Filenames in filesystem can contain wide characters (e.g. UCS2 in vfat or UCS4 in NTFS), so conversion must support these filenames. We decided to use gconv (part of glibc) library to perform these conversions, because it supports all important encodings (internal UCS2/4, general UTF8 and a lot of proprietary charsets: ISO-8859-2,... including CP1250!).
We decided to use UCS4 encoding for internal puproses. UCS4 strings consist of characters 4 bytes long stored in Big Endian format. Strings are followed by final zero. All characters can be easily indexed, string length is obvious (size of array divided by 4 minus 1), and most importantly: this encoding contains all possible characters (2^32=4G).
If you want to convert multibyte strings (this is the general case, most
of encodings are just 1 byte -- iso-8859-2, but UTF8 uses
variable length,...), you must call iconv_open
. This function gets
2 charset names and returns handle for performing this type of
conversion:
iconv_t ih=iconv_open("UCS4","ISO-8859-2");
Handle should be closed by calling
iconv_close(ih);
If you want to convert a string from 1 encoding to another, call
iconv
function. This function is very general, so you MUST read
info libc
documentation.

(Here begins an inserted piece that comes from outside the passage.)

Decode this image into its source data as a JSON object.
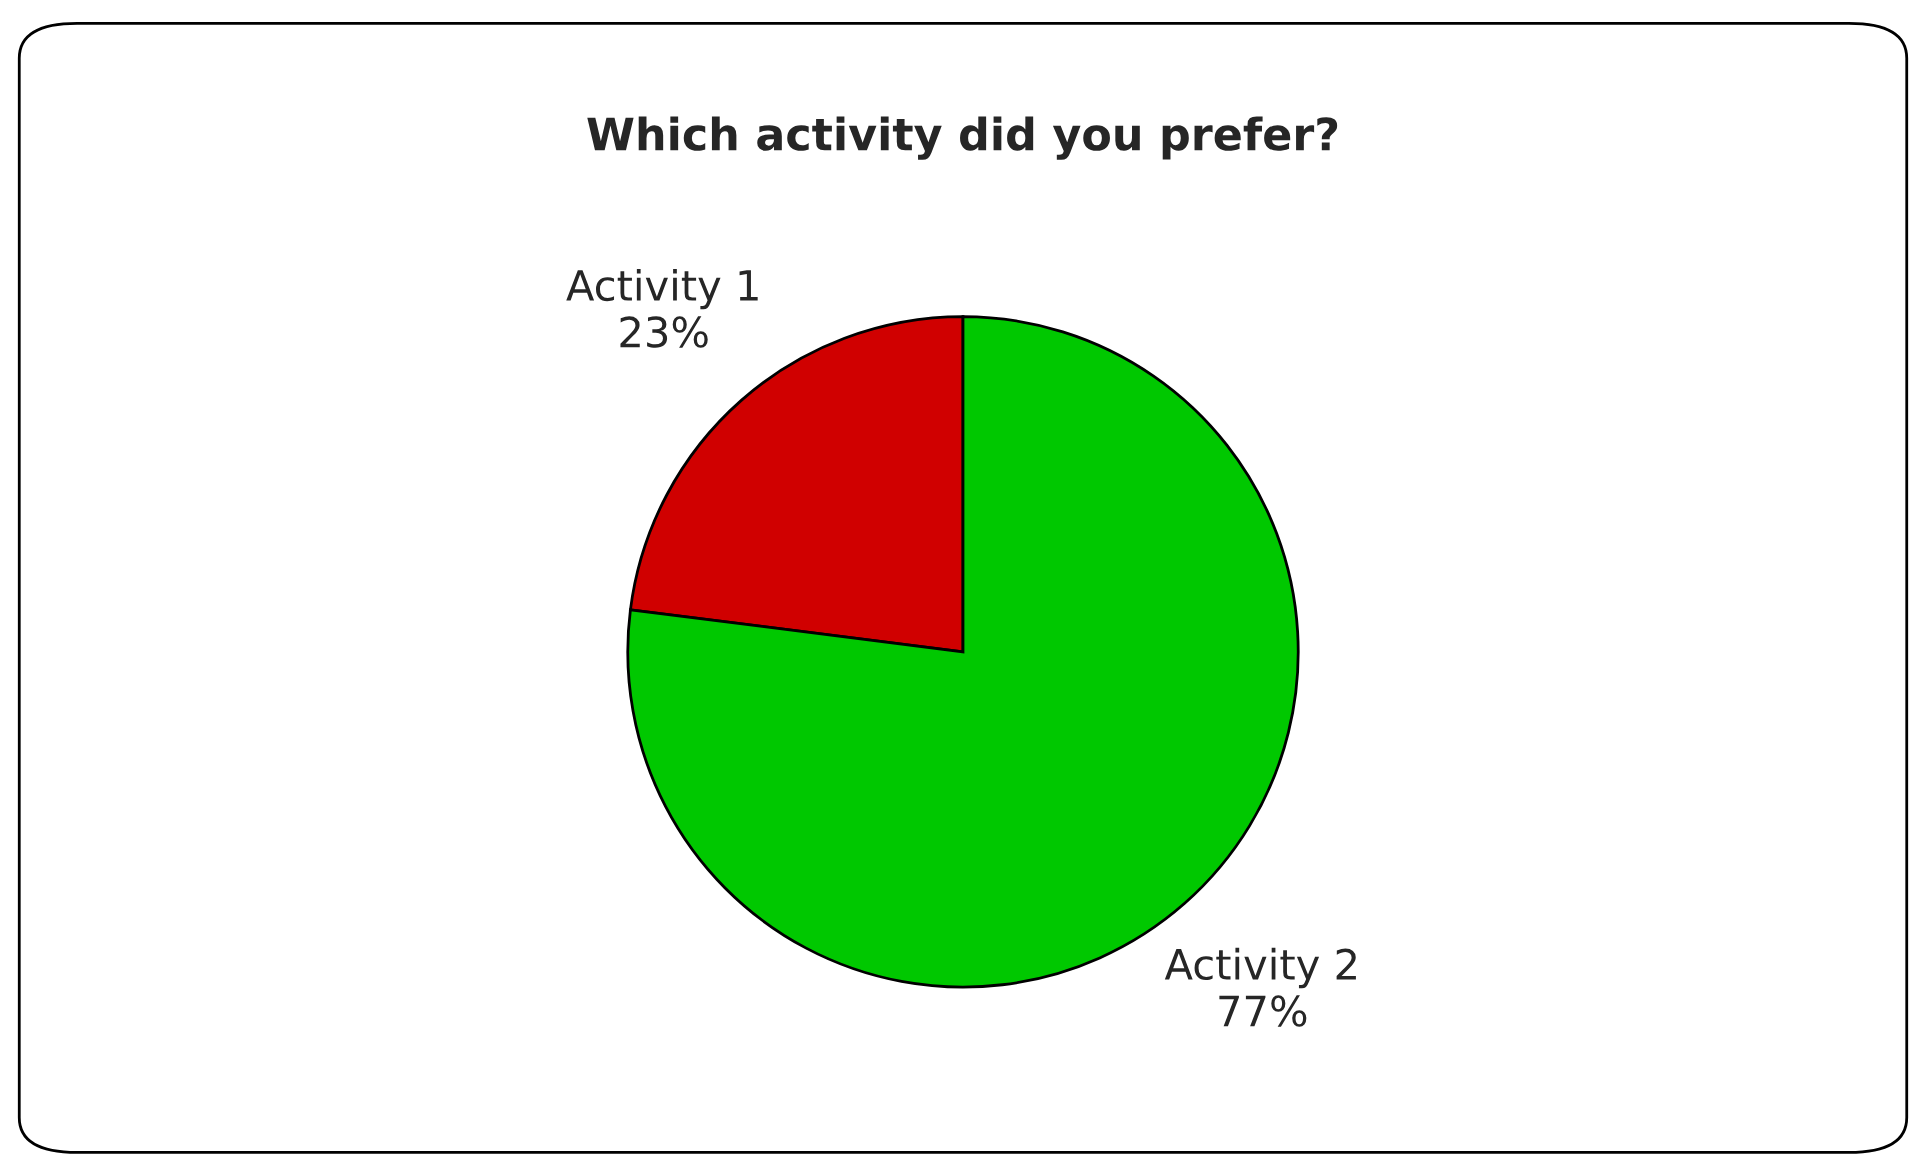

It gets conversion handle, 2 pointers to
char*
strings and 2 pointers to their lengths. It tries to convert
as many characters as possible. Unfortunately it has one bug/feature:
It it finds invalid character (e.g. invalid multibyte sequence or
character which is not supported in target encoding), it returns an
error. The user MUST take care of it -- skip manually the character,
replace it,... You could look at ewstomb.c
source (my source for
priting at terminal using locales) -- I substitute these characters by
`?' character.
OK, imported filesystems read filenames in proprietary encoding (be
carefull of the endianity) and store filenames in UCS4 encoding.
Exported filesystems get filenames in UCS4 and convert into
proprietary encoding. The same function iconv
is used -- but with
another handle.
If you want to print the strings (for debugging purposes), you must
convert it to charset supported by terminal. Locales function are used
now. Use ewstomb
function (for user allocated strings) or
ewstomb_static
(it uses 512b static buffer). These functions get
UCS4 (Big Endian) string, convert the its endianity to processor
specific (unfortunately Low Endian on Intel) and convert it into
terminal charset.
To let it work well, locale_init()
MUST be called when program is
loaded -- it reads environment variables and sets correct charset,...
I'd like to tell that it really works if you set it: LC_CTYPE=cs
is
set in my computer (iso-8859-2 charset is used) and when I list
directories from my vfat partition (stored in UCS2 by Windows98),
all characters are displayed well (including Czech!!!).